Nous avons choisi cette année de porter l’accent sur deux pays en guerre depuis plus de vingt ans. Le premier, l’Afghanistan, est à la Une de tous nos journaux et est considéré par les pays de l’Alliance atlantique comme leur défi stratégique majeur ; le second, la Somalie, tend à être oublié par les Occidentaux, qui récemment n’en parlent que pour évoquer le problème de la piraterie. Ces deux crises ont pourtant bien des points communs.
Ces deux pays souffrent d’une absence ou d’une déficience de l’Etat. Tous deux sont parmi les plus meurtriers (10 000 morts en 2010 en Afghanistan, dont 20 % de civils). La stratégie de sortie de crise semble des plus difficiles à définir dans ces deux cas, cela, malgré les annonces de la fin de l’engagement occidental pour 2014 dans le cas afghan. Dans les deux cas également, faute d’attention et de compréhension des facteurs de crises, les stratégies de sortie de crise peuvent prendre des tournants inattendus et constituent en réalité des facteurs de résurgence de la crise – nous avions vu ce phénomène également l’année dernière dans le cas de la Bosnie-Herzégovine. Ainsi, en Afghanistan, « la double stratégie américaine [parler aux insurgés tout en continuant à les décimer] a encore diminué leur [celui des Talibans] empressement à s’asseoir à la table des négociations. Elle est même en train de provoquer l’essor d’une nouvelle génération de commandants talibans, plus jeunes, plus radicaux ». Ainsi, dans les deux cas, des processus de réconciliation sont souhaités par les acteurs internationaux, mais leur réalisation est complexe et ne pourra s’affranchir d’une meilleure compréhension des mécanismes de la société. Enfin, dans ces deux crises, la crise politique est également le reflet d’une crise et d’un sous-développement économique qui nourrit tous les extrémismes. Ainsi que le dit François Guiziou pour le cas somalien, « sans alternative économique, sans autre solution que celle proposée par l’ordre islamiste radical, lui aussi extérieur, ou un gouvernement transitoire sans territoire, la Somalie ne peut espérer retrouver l’espoir d’un équilibre perdu peu de temps après l’indépendance ». De même, Thomas Ruttig, Martine Van Bijlert et Mathieu Lefevre nous démontrent qu’en Afghanistan la sortie de crise passe par une sortie de l’économie de guerre et des liens de dépendance entre les contractuels internationaux, sécuritaires ou de développement et les réseaux économiques locaux. La transformation des économies de guerre est, de ce point de vue, l’un des plus grands défis des institutions internationales et de leurs Etats membres pour installer une paix durable dans ces pays aux crises interminables.

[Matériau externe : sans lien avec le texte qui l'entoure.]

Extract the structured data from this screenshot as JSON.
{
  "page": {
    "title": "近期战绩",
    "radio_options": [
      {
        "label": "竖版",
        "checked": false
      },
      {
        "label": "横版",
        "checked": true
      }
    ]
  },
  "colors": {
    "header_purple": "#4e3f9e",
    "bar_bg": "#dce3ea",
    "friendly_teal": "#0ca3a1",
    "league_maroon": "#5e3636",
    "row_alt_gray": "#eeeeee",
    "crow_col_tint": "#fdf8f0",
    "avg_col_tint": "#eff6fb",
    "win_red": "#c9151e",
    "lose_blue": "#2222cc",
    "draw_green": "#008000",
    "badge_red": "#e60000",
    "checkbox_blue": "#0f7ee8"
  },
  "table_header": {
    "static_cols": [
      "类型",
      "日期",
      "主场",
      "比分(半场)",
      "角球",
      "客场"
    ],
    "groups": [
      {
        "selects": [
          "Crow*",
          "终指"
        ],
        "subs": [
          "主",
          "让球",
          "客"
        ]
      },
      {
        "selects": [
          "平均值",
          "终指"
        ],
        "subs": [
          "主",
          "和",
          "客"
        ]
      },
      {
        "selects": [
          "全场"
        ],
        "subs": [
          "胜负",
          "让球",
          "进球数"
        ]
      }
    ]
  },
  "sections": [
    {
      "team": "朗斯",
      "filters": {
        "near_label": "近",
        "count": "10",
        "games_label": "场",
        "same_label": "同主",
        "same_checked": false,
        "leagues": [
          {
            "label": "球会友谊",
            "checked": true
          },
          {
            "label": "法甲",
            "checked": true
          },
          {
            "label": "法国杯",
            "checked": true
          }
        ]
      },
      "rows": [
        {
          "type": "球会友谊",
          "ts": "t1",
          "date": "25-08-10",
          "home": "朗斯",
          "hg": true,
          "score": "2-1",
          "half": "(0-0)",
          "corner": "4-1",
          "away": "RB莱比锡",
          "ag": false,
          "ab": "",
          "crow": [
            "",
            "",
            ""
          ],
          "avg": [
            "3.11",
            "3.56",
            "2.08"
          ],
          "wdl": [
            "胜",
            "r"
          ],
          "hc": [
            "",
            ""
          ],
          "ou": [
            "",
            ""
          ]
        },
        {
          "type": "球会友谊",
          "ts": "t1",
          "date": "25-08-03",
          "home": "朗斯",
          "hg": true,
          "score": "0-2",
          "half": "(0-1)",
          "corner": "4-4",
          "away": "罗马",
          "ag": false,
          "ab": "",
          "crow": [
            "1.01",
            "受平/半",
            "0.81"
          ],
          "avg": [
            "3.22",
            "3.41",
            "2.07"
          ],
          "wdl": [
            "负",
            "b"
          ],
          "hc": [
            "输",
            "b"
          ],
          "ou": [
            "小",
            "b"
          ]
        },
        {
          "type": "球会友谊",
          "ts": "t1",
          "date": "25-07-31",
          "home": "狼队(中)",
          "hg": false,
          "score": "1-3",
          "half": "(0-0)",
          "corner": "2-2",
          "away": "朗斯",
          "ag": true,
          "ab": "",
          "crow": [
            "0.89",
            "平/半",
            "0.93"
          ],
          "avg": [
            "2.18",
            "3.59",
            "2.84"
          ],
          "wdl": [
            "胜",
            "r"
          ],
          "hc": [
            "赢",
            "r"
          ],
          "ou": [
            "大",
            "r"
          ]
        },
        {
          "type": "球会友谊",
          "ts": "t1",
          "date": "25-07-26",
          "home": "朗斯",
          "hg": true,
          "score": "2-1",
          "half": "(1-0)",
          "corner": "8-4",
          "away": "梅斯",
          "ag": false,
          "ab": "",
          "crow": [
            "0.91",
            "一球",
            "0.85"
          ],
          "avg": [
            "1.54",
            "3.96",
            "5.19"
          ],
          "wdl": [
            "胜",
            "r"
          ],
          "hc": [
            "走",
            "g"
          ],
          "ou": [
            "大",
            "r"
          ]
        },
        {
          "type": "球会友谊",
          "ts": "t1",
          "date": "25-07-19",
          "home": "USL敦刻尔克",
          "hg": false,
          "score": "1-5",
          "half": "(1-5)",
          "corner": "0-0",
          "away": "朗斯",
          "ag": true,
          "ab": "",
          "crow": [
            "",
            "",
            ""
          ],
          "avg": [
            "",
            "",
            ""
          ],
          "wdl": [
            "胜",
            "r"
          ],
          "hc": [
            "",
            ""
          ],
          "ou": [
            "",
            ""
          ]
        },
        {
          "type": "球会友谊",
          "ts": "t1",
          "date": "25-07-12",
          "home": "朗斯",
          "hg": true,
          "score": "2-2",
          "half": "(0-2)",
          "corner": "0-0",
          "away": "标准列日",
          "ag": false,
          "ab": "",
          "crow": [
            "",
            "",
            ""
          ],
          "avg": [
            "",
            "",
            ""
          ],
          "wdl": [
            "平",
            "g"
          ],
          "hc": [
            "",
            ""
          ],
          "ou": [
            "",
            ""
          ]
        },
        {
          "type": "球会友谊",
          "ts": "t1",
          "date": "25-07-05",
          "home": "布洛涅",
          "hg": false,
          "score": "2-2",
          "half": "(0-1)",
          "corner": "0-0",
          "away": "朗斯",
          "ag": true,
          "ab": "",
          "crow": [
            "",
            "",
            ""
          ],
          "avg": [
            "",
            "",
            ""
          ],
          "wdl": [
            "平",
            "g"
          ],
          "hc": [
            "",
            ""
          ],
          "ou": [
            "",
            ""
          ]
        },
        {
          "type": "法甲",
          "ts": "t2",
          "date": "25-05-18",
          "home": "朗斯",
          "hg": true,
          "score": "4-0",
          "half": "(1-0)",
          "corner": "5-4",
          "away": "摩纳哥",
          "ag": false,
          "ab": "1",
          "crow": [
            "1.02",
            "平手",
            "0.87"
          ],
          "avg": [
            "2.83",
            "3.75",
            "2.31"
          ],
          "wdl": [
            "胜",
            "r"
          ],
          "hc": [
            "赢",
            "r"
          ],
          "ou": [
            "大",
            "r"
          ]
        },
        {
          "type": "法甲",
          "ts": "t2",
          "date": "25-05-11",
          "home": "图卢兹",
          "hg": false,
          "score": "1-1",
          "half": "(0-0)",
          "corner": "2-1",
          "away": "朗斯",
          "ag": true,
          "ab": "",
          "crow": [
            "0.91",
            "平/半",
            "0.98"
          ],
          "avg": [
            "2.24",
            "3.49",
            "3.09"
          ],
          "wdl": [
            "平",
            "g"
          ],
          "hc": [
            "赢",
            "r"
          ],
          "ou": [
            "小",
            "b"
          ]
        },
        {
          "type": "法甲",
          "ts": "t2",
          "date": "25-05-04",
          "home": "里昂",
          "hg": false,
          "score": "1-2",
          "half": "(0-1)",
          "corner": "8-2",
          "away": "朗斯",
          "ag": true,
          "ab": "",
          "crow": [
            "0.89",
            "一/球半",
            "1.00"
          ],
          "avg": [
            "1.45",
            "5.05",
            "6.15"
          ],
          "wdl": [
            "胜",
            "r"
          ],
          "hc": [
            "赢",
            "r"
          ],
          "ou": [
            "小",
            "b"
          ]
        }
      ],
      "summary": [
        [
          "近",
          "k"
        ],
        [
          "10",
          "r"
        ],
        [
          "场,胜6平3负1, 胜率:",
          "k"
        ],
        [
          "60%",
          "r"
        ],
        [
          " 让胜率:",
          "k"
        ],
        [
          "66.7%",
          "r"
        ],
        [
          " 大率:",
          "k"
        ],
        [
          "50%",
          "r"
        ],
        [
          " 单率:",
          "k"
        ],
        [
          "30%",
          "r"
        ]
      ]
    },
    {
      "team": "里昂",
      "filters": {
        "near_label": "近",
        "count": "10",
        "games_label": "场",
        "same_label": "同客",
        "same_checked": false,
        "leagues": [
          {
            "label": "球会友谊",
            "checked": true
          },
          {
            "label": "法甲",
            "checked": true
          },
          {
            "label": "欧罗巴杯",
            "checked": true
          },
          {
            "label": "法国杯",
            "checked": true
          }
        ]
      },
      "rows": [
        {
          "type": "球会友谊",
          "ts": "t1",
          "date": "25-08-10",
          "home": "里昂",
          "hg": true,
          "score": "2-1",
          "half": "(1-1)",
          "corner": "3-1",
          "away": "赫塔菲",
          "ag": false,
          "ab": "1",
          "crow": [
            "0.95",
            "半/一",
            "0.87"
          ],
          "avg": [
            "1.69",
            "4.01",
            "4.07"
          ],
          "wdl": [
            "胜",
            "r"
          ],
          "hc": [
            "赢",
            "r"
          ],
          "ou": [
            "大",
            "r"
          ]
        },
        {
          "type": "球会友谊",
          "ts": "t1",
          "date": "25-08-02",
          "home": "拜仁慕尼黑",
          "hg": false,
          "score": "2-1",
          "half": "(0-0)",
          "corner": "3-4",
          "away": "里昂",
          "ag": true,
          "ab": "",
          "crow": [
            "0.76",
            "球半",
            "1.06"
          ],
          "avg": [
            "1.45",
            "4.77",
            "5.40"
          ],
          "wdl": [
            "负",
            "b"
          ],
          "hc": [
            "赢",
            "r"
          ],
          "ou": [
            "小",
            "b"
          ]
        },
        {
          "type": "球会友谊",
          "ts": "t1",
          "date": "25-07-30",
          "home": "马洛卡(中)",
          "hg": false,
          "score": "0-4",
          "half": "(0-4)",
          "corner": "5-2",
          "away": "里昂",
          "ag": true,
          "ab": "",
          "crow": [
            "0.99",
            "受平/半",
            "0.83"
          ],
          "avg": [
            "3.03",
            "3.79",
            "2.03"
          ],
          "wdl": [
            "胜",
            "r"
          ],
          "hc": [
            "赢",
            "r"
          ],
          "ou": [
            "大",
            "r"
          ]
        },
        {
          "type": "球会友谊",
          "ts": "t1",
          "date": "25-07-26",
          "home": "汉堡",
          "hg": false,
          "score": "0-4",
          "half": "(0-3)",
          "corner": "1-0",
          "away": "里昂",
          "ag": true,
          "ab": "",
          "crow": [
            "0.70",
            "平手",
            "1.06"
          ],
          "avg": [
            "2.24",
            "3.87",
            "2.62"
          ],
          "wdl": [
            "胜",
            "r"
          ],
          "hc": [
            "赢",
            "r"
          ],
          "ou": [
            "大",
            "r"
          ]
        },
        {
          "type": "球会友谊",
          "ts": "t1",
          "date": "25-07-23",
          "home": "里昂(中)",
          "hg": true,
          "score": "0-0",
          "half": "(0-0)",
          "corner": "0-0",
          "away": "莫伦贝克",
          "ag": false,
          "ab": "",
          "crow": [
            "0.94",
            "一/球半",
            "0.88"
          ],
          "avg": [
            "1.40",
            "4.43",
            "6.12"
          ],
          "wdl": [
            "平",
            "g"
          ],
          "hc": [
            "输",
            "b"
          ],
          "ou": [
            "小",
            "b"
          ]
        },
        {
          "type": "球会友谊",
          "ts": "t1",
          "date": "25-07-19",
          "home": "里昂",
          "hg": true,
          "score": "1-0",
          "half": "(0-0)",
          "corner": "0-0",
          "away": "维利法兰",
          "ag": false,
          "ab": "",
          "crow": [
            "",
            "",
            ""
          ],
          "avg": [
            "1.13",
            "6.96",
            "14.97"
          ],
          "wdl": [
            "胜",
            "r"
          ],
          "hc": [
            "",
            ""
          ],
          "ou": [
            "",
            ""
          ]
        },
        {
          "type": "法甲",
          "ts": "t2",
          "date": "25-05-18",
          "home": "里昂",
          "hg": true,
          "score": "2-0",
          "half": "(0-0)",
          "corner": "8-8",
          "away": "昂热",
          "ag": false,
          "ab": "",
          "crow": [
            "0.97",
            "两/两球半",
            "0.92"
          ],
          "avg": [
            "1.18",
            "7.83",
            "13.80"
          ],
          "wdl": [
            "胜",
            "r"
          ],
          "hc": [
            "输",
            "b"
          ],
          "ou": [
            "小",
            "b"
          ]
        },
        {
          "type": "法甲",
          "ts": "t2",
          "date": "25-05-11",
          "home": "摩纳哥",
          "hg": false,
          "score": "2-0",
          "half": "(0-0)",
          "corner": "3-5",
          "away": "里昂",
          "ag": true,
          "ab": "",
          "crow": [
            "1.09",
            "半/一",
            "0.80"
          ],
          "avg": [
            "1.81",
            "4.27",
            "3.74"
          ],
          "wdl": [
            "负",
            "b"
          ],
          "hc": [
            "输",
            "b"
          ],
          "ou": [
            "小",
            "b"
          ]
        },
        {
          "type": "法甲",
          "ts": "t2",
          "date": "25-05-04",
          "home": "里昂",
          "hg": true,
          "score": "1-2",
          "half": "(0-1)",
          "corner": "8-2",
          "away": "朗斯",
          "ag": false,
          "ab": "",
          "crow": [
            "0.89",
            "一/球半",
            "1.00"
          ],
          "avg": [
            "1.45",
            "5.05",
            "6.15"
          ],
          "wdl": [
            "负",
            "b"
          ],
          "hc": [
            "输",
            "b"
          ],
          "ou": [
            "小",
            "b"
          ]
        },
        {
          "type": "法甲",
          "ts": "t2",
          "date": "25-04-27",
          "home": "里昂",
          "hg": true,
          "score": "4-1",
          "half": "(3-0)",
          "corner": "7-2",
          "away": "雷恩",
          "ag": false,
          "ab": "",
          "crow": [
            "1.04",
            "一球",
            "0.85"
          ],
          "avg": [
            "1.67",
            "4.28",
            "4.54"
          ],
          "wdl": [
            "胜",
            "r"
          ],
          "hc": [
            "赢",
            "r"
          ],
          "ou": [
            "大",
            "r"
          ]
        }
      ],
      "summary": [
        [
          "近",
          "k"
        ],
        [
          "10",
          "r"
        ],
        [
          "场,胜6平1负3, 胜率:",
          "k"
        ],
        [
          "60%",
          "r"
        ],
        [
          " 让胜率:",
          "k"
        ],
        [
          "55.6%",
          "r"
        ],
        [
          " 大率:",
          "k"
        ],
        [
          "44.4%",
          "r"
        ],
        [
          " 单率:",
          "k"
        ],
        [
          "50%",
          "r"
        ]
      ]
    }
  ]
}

Enfin, la rubrique de cette année comporte un encadré de Luciano Hounkponou sur une facette méconnue de la crise haïtienne provoquée par le tremblement de terre : les conséquences de la perte des documents personnels restés sous les décombres (actes de décès, papiers d’identité, titres de propriété, actes de naissance, etc.) et qui contribue à la lenteur de la reconstruction du pays.